Im a English lad came to Australia 2 years ago, 
My life has taken a dramatic change. Australia has lost it's attraction and I don't know what to do, I moved here with my ex girlfreind and her family, they are all I had here apart from some fairly close freinds I've met along the way. Me and my ex had a very messy breakup and I moved away with an English freind to try and sort myself out. Now my English freind is going home In May the work contract I have ends in May I'm in Townsville and do not no anyone. I have no commitments at all when the job ends and my friend leaves it's just me my clothes and my ute I could go back to the Gold Coast with the limited freinds I have there and try and get on with it. Or I could go home, but if I can wait 1 more year in Australia my permenant residence will be granted .i really want to go home it doesn't seem like there's much here for me I have no family and limited freinds who aren't always going to be around. I can get work because I have skills but I just feel I won't make it through a year of my own company. I'm not the most social person, and have lived with 5 sisters all my younger life and lived with my girlfriend for 6 years, so it's odd not always having family around. I could go home to my family and friends. But I'm so scared I'm making a bad choice, has anyone experienced living abroad alone and does a new life form itself. ? ?


----------



## Philip (Jan 2, 2011)

People build new lives for themselves all the time.

I don't want to say you should do "this" or do "that" as it really depends how unhappy you are without close family/friends around you. It also depends on whether you like living in Australia enough to want to stay the year in order to get permanent residency.

I do think that social skills can be developed, I'm sure you could build many more friendships over here if you work on it. I also found regular Skype video chats help me feel a better sense of connection with my family back in the UK.

I also can't help wondering if you are experiencing depression or anxiety? Maybe speak to a doctor?

Anyway, good luck with whatever you decide.


----------



## danielb (Feb 6, 2014)

Thanks for the advice Phillip,

I understand that it is possible to start a new life,
However there are an even amount of pros and cons for me to go and stay, I have suffered a loss that was quite sudden, I did have a very comfortable happy loving life of fun and stability.
I still haven't quite let go of all of that because I just don't know where to start in May, it's a feeling of not knowing where to go or what to do yes I know the basics find a home find a job, I just cant imagine being happy on my own. Maybe depression could be a factor I'm not sure but I'm reluctant to accept that i could be depressed, I do love Australia without a doubt and my lifestyle is definatley Better here but there's nothing like family and freinds, you take them for granted until you find yourself alone. I guess I should just wait till May and go with my instinct. I just can't help but want to get it done and go or stay and be happy with the situation I'm in however that is proving extremely difficult. I have found myself on a self destructive path my money management has deteriorated to the point where I'm spending all my wages in one night, my alcohol consumption is more than ever, and my freind is clearly struggling with my, lack of responsibility and me constantly being down. I just feel like I'm letting myself slip and maybe my family are the support I need to stop me going down that path. NOT THE BEST FORUM FOR LIFE PROBLEMS. But all the advice is greatly appreciated.


----------



## Philip (Jan 2, 2011)

danielb said:


> I'm reluctant to accept that i could be depressed...
> 
> (then)
> 
> ...


Daniel, I highly recommend you speak to a doctor - just a regular GP is fine. Do not let this escalate.

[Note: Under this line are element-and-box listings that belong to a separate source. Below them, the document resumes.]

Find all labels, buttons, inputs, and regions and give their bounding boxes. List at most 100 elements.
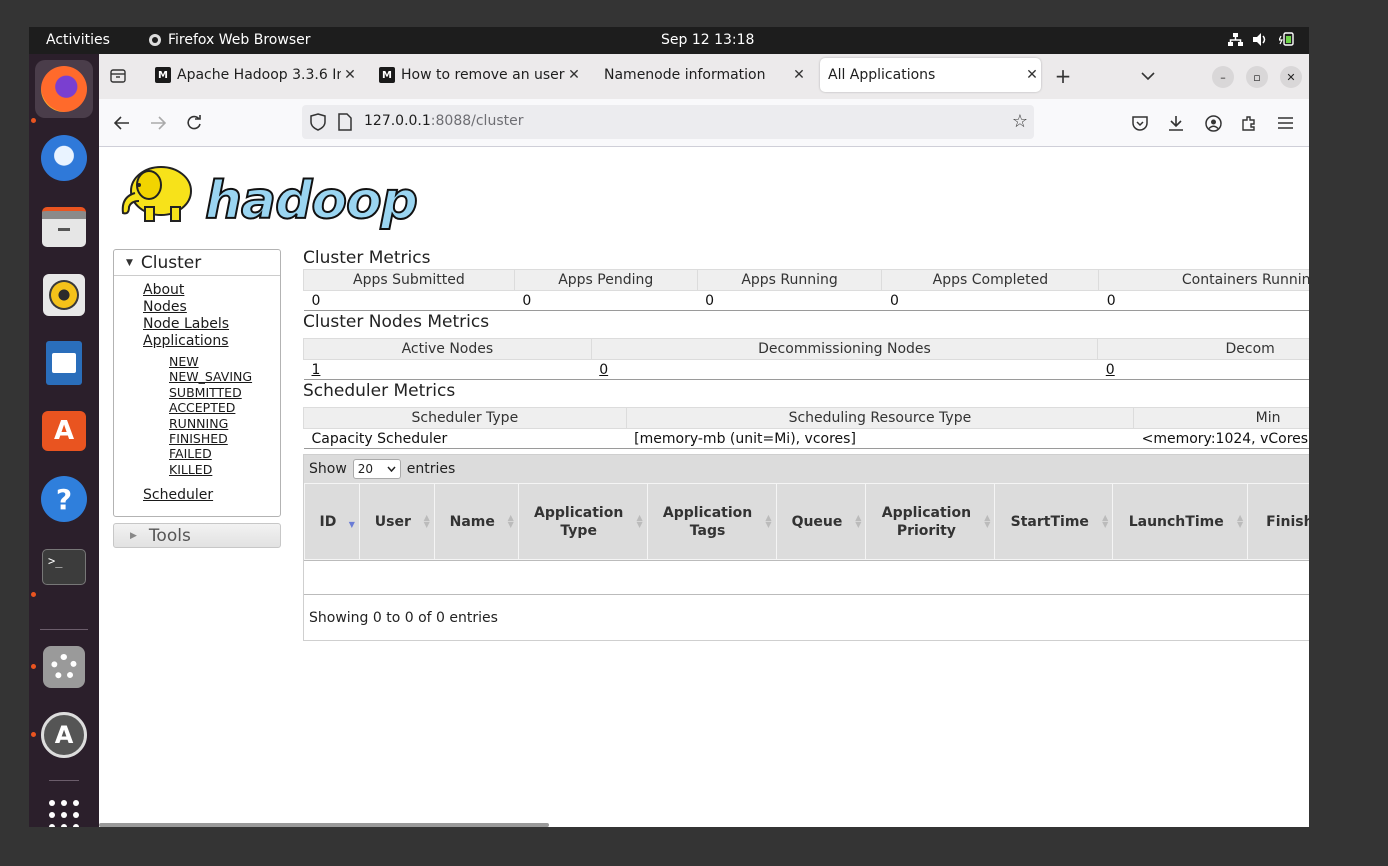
metric-value: 0 <box>303 290 515 311</box>
state-link-failed[interactable]: FAILED <box>169 446 280 461</box>
dock-files[interactable] <box>35 198 93 256</box>
libreoffice-writer-icon <box>46 341 82 385</box>
metric-header: Apps Pending <box>513 269 698 291</box>
reload-button[interactable] <box>182 111 206 135</box>
tracking-protection-shield-icon[interactable] <box>310 113 326 131</box>
metric-header: Min <box>1133 407 1309 429</box>
account-icon <box>1204 114 1222 132</box>
state-link-submitted[interactable]: SUBMITTED <box>169 385 280 400</box>
decommissioning-nodes-link[interactable]: 0 <box>599 362 608 378</box>
applications-length-control: Show 20 entries <box>304 455 1309 483</box>
dock-rhythmbox[interactable] <box>35 266 93 324</box>
state-link-running[interactable]: RUNNING <box>169 416 280 431</box>
metric-header: Apps Running <box>696 269 883 291</box>
app-menu[interactable]: Firefox Web Browser <box>148 32 311 48</box>
url-bar[interactable]: 127.0.0.1:8088/cluster ☆ <box>302 105 1034 139</box>
metric-value: 0 <box>514 290 698 311</box>
software-updater-icon: A <box>41 712 87 758</box>
cluster-metrics-title: Cluster Metrics <box>303 248 431 268</box>
dock-settings[interactable] <box>35 638 93 696</box>
chevron-down-icon <box>387 466 396 472</box>
battery-icon <box>1279 32 1295 46</box>
url-host: 127.0.0.1 <box>364 113 431 129</box>
activities-button[interactable]: Activities <box>46 32 110 48</box>
tools-nav-label: Tools <box>148 525 191 546</box>
column-header-application-priority[interactable]: Application Priority ▲ ▼ <box>865 483 996 560</box>
close-tab-icon[interactable]: ✕ <box>565 67 583 83</box>
state-link-new-saving[interactable]: NEW_SAVING <box>169 369 280 384</box>
tab-title: Apache Hadoop 3.3.6 Inst <box>177 67 341 83</box>
dock-firefox[interactable] <box>35 60 93 118</box>
firefox-window: M Apache Hadoop 3.3.6 Inst ✕ M How to re… <box>99 54 1309 827</box>
entries-per-page-select[interactable]: 20 <box>352 459 401 479</box>
scheduler-metrics-title: Scheduler Metrics <box>303 381 456 401</box>
account-button[interactable] <box>1201 111 1225 135</box>
tab-namenode[interactable]: Namenode information ✕ <box>596 58 808 92</box>
tools-nav-header[interactable]: ▶ Tools <box>113 523 281 549</box>
new-tab-button[interactable]: + <box>1052 64 1074 88</box>
dock-libreoffice-writer[interactable] <box>35 334 93 392</box>
cluster-metrics-table: Apps Submitted Apps Pending Apps Running… <box>303 269 1309 311</box>
minimize-icon: – <box>1220 70 1226 84</box>
page-info-icon[interactable] <box>338 113 352 131</box>
column-label: LaunchTime <box>1128 513 1224 530</box>
dock-thunderbird[interactable] <box>35 129 93 187</box>
dock-separator <box>49 780 79 781</box>
applications-empty-body <box>304 560 1309 594</box>
hadoop-logo[interactable]: hadoop <box>115 153 419 232</box>
state-link-new[interactable]: NEW <box>169 354 280 369</box>
metric-value: 0 <box>1098 290 1309 311</box>
nav-link-scheduler[interactable]: Scheduler <box>143 487 280 504</box>
column-header-finish-time[interactable]: Finish <box>1247 483 1309 560</box>
column-header-user[interactable]: User ▲ ▼ <box>358 483 435 560</box>
close-tab-icon[interactable]: ✕ <box>790 67 808 83</box>
column-header-queue[interactable]: Queue ▲ ▼ <box>775 483 867 560</box>
state-link-finished[interactable]: FINISHED <box>169 431 280 446</box>
decommissioned-nodes-link[interactable]: 0 <box>1106 362 1115 378</box>
app-menu-button[interactable] <box>1273 111 1297 135</box>
active-nodes-link[interactable]: 1 <box>312 362 321 378</box>
firefox-view-icon[interactable] <box>107 65 129 87</box>
nav-link-applications[interactable]: Applications <box>143 333 280 350</box>
column-header-launch-time[interactable]: LaunchTime ▲ ▼ <box>1112 483 1249 560</box>
nav-link-node-labels[interactable]: Node Labels <box>143 316 280 333</box>
tab-hadoop-install[interactable]: M Apache Hadoop 3.3.6 Inst ✕ <box>147 58 359 92</box>
close-tab-icon[interactable]: ✕ <box>1023 67 1041 83</box>
column-header-application-type[interactable]: Application Type ▲ ▼ <box>517 483 648 560</box>
close-window-button[interactable]: ✕ <box>1280 66 1302 88</box>
dock-app-center[interactable]: A <box>35 402 93 460</box>
tab-remove-user[interactable]: M How to remove an user a ✕ <box>371 58 583 92</box>
dock-help[interactable]: ? <box>35 470 93 528</box>
back-button[interactable] <box>110 111 134 135</box>
dock-software-updater[interactable]: A <box>35 706 93 764</box>
list-all-tabs-button[interactable] <box>1137 65 1159 87</box>
tab-strip: M Apache Hadoop 3.3.6 Inst ✕ M How to re… <box>99 54 1309 99</box>
column-header-id[interactable]: ID ▼ <box>304 483 360 560</box>
state-link-killed[interactable]: KILLED <box>169 462 280 477</box>
clock[interactable]: Sep 12 13:18 <box>661 32 754 48</box>
column-label: ID <box>319 513 337 530</box>
maximize-button[interactable]: ▫ <box>1246 66 1268 88</box>
column-header-name[interactable]: Name ▲ ▼ <box>433 483 519 560</box>
downloads-button[interactable] <box>1164 111 1188 135</box>
forward-arrow-icon <box>151 116 166 130</box>
pocket-button[interactable] <box>1128 111 1152 135</box>
dock-terminal[interactable]: >_ <box>35 538 93 596</box>
column-header-application-tags[interactable]: Application Tags ▲ ▼ <box>646 483 777 560</box>
bookmark-star-icon[interactable]: ☆ <box>1012 111 1028 132</box>
url-text[interactable]: 127.0.0.1:8088/cluster <box>364 113 523 129</box>
nav-link-nodes[interactable]: Nodes <box>143 299 280 316</box>
sort-icon: ▲ ▼ <box>636 513 643 529</box>
extensions-button[interactable] <box>1237 111 1261 135</box>
state-link-accepted[interactable]: ACCEPTED <box>169 400 280 415</box>
close-tab-icon[interactable]: ✕ <box>341 67 359 83</box>
dock-show-apps[interactable] <box>35 786 93 827</box>
system-status-area[interactable] <box>1227 32 1295 46</box>
nav-link-about[interactable]: About <box>143 282 280 299</box>
forward-button[interactable] <box>146 111 170 135</box>
horizontal-scrollbar[interactable] <box>99 823 549 827</box>
minimize-button[interactable]: – <box>1212 66 1234 88</box>
tab-all-applications[interactable]: All Applications ✕ <box>820 58 1041 92</box>
column-header-start-time[interactable]: StartTime ▲ ▼ <box>994 483 1114 560</box>
cluster-nav-header[interactable]: ▼ Cluster <box>114 250 280 276</box>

I went through a similar pattern (apart from the money) after I split with my wife, and it is no joke. Do NOT take what you are going through now lightly.

If you are anything like me, you do not feel like talking to a doctor - I know I didn't. But if I hadn't, I'd likely not be here talking with you online.

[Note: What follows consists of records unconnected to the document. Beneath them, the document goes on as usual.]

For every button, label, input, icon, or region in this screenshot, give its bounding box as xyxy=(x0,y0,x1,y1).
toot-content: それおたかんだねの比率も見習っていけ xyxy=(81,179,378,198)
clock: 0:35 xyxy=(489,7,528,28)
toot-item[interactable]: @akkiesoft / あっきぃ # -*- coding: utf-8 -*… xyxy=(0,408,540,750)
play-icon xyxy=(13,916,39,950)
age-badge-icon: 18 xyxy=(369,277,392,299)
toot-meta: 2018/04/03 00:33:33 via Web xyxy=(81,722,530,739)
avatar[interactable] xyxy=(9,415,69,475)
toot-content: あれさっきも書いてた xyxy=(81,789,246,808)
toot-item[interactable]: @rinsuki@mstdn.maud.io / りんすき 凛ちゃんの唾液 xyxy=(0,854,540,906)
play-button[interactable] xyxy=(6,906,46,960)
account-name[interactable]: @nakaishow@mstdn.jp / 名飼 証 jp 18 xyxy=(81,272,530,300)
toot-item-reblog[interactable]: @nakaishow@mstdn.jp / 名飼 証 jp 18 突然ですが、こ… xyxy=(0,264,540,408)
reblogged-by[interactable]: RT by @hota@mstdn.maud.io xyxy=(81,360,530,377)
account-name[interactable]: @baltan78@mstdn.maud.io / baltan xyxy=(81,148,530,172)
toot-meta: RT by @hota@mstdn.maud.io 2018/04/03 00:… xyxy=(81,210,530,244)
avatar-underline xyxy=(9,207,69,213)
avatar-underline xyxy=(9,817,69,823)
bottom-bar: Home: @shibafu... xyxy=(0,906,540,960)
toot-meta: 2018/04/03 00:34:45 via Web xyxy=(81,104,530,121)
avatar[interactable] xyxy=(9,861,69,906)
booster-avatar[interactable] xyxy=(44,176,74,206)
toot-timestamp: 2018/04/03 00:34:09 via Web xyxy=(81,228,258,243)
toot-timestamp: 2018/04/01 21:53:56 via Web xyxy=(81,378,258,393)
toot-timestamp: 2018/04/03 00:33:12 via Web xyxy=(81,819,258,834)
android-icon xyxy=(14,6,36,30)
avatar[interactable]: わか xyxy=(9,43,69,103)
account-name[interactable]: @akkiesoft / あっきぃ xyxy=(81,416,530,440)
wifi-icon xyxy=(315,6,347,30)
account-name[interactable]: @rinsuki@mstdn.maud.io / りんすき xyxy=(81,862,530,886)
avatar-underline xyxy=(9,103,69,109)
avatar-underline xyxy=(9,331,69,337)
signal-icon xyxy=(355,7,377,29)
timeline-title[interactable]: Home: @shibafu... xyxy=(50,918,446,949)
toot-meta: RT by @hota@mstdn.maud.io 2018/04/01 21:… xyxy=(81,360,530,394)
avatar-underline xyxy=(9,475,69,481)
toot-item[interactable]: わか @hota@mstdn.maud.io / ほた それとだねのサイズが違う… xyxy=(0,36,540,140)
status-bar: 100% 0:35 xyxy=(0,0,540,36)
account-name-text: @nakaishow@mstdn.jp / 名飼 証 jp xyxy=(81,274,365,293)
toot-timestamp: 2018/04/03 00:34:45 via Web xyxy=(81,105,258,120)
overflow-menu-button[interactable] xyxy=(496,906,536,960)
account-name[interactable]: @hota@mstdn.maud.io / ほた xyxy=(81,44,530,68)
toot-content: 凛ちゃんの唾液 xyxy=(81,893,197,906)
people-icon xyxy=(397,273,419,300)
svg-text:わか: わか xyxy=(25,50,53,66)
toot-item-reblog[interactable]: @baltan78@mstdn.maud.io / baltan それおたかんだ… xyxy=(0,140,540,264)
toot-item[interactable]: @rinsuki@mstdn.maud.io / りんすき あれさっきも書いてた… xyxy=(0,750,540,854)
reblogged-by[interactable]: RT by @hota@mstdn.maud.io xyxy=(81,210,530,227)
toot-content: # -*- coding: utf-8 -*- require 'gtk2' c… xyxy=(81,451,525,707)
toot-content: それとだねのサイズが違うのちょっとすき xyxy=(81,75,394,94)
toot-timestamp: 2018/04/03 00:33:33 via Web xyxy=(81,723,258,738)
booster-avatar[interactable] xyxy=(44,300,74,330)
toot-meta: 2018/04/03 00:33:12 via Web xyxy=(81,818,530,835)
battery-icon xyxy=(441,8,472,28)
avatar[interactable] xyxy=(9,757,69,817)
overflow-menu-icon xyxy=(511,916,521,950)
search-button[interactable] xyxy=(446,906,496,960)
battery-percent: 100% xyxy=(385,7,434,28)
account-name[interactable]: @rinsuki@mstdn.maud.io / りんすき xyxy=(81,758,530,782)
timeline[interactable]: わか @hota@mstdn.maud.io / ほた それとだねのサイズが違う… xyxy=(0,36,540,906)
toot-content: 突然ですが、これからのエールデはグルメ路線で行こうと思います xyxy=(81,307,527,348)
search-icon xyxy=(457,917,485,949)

I repeat bro, DO NOT take this shit lightly. You can turn it around, but you NEED to speak to a GP. Good luck and take care.


----------



## danielb (Feb 6, 2014)

Was just informed by my immigration lawyer that my ex partner has requested that the visa be cancelled so that has made my life much easier, thanks for advice, this seems to have made me feel better as now I do not have to make the descision, biggest desicion I would have ever made.


----------



## Ratbag Oz (Sep 21, 2008)

Have you considered moving within Australia? out here in the rural regions it's much quieter and easier to get to know people that are around you, I come from stations and there you work closely with just a few people and live in a more isolated situation, it would all depend on what kind of work you are into, but Australia is so big, moving location might be like a holiday away from it for you.


----------